What do you need vSAN for?

Clustering? Vmotion? Mgmt? Storage? SDN?
Proxmox is awesome here

Shared Storage?
Ceph and GlusterFS are rock solid for me, and if you want a hacky way to do it, just name your storage the same on each node
As I said, they are cool initiatives. But they are far from something that companies would rely on. Not to mention the shady techniques from Proxmox to "require a subscription to update apt repos".

  • Virtual NIC's could be faster, but ~10Gbps is fine by me
Yeah, maybe your use case it is "fine", but it doesn't make it better than what is available on ESXi unfortunately.

I';d argue that it is the opposite and Proxmox has 10 times more features than ESXi :p
Sorry but I'm not in the fanboy/enthusiast zone. I'm grounded on facts. The features available on vCenter to management, workload distribution, clustering, etc, there is nothing like that in the marketing. That is why ESXi is (now unfortunately) the most used hypervisor outside public cloud. There is arguments against that. It is just sad that we had this bad acquisition which f'ed up everything.

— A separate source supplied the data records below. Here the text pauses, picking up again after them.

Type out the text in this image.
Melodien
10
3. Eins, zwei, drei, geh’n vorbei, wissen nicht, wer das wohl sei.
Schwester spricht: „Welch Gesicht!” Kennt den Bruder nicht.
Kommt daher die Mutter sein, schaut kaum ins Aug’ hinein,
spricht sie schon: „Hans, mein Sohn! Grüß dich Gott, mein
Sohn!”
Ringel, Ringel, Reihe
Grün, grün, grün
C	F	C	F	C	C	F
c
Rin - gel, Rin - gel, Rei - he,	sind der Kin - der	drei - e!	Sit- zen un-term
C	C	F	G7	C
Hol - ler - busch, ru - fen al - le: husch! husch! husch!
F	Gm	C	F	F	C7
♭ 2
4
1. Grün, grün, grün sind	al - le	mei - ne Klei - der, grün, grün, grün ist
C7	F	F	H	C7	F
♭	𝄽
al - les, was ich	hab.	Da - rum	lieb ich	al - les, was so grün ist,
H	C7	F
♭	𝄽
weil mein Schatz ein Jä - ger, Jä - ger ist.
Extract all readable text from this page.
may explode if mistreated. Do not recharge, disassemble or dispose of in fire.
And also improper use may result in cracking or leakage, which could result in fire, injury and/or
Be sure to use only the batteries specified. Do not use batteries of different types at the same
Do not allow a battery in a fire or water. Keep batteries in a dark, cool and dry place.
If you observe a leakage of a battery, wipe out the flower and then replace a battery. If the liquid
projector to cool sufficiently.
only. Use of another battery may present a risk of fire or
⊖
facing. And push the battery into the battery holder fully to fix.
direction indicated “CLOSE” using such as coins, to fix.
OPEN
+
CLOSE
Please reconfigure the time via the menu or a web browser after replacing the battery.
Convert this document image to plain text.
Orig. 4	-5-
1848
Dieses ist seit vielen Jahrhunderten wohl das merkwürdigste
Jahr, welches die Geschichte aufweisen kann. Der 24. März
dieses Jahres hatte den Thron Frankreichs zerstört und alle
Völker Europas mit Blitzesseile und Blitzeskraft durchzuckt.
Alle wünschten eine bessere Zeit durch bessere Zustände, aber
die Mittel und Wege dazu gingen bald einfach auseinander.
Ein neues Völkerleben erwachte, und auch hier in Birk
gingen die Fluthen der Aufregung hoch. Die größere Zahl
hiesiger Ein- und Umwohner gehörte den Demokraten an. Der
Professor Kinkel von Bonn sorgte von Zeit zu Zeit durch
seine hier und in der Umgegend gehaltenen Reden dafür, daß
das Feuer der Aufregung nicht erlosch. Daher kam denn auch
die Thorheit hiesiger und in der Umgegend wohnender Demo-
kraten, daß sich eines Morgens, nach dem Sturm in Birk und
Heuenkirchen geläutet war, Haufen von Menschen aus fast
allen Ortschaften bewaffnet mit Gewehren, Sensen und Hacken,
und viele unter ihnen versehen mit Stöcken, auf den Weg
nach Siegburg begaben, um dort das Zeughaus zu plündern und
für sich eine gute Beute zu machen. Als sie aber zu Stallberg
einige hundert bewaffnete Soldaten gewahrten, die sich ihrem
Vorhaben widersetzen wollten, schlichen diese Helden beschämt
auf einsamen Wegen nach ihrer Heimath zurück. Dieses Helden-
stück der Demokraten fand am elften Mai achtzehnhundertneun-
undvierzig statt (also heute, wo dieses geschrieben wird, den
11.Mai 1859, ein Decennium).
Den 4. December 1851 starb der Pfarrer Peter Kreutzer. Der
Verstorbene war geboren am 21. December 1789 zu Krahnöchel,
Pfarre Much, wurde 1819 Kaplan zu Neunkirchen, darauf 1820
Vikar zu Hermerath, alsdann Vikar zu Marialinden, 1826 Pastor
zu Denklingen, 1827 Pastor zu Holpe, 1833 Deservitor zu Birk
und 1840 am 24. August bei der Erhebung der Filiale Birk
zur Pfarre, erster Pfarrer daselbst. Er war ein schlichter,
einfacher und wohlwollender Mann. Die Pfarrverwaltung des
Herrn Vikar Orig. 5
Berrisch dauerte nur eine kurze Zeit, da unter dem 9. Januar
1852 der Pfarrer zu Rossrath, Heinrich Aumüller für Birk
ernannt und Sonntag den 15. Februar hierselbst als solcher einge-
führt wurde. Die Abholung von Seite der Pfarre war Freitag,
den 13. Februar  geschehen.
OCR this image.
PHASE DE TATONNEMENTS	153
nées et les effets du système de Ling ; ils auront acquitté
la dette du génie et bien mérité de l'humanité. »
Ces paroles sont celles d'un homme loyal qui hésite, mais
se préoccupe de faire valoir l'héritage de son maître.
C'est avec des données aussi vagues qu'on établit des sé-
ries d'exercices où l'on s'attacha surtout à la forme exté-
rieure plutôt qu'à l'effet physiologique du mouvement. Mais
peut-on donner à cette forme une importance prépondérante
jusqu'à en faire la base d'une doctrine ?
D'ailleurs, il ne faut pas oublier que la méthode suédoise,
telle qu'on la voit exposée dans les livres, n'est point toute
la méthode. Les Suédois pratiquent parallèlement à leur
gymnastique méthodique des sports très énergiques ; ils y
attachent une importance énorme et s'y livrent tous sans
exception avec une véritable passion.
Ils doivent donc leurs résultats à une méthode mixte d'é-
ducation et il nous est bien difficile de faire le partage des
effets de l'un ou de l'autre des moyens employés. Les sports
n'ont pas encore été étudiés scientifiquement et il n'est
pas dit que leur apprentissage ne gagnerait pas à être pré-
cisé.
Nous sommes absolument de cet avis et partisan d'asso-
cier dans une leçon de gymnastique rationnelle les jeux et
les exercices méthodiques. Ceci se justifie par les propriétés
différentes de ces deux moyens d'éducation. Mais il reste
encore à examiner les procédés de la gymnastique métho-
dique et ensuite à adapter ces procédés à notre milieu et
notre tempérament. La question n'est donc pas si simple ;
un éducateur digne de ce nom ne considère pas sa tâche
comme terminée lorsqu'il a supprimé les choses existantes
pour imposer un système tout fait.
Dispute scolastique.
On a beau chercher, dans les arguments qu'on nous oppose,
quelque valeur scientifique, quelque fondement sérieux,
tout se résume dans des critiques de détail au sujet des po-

What do you need vSAN for?
I hope that was a rhetorical question. There are many usages of vSAN outside just storing VM disks.

Shared Storage?
Ceph and GlusterFS are rock solid for me, and if you want a hacky way to do it, just name your storage the same on each node
GlusterFS is dead. Even TrueNAS deprecated its support. Ceph... Well, the cost of REALLY operating Ceph in production for a company with reasonable size, makes VMWare subscription appear cheap. Not saying it is bad, it is really good and I follow it since the initial versions with the design sessions etc but, it still miles away from vSAN and its distributed storage both in terms of reliability, performance, security.


Again, not calling anything "awesome" and don't want to fanboy anything. Just saying that it is unfortunate that we still need VMWare as there are no matches unfortunately Today. And the bad thing is that Broadcom knows it, and is exploiting the situation with those absurd prices. Again, not talking about homelabs. Talking about real business relying on core infrastructure.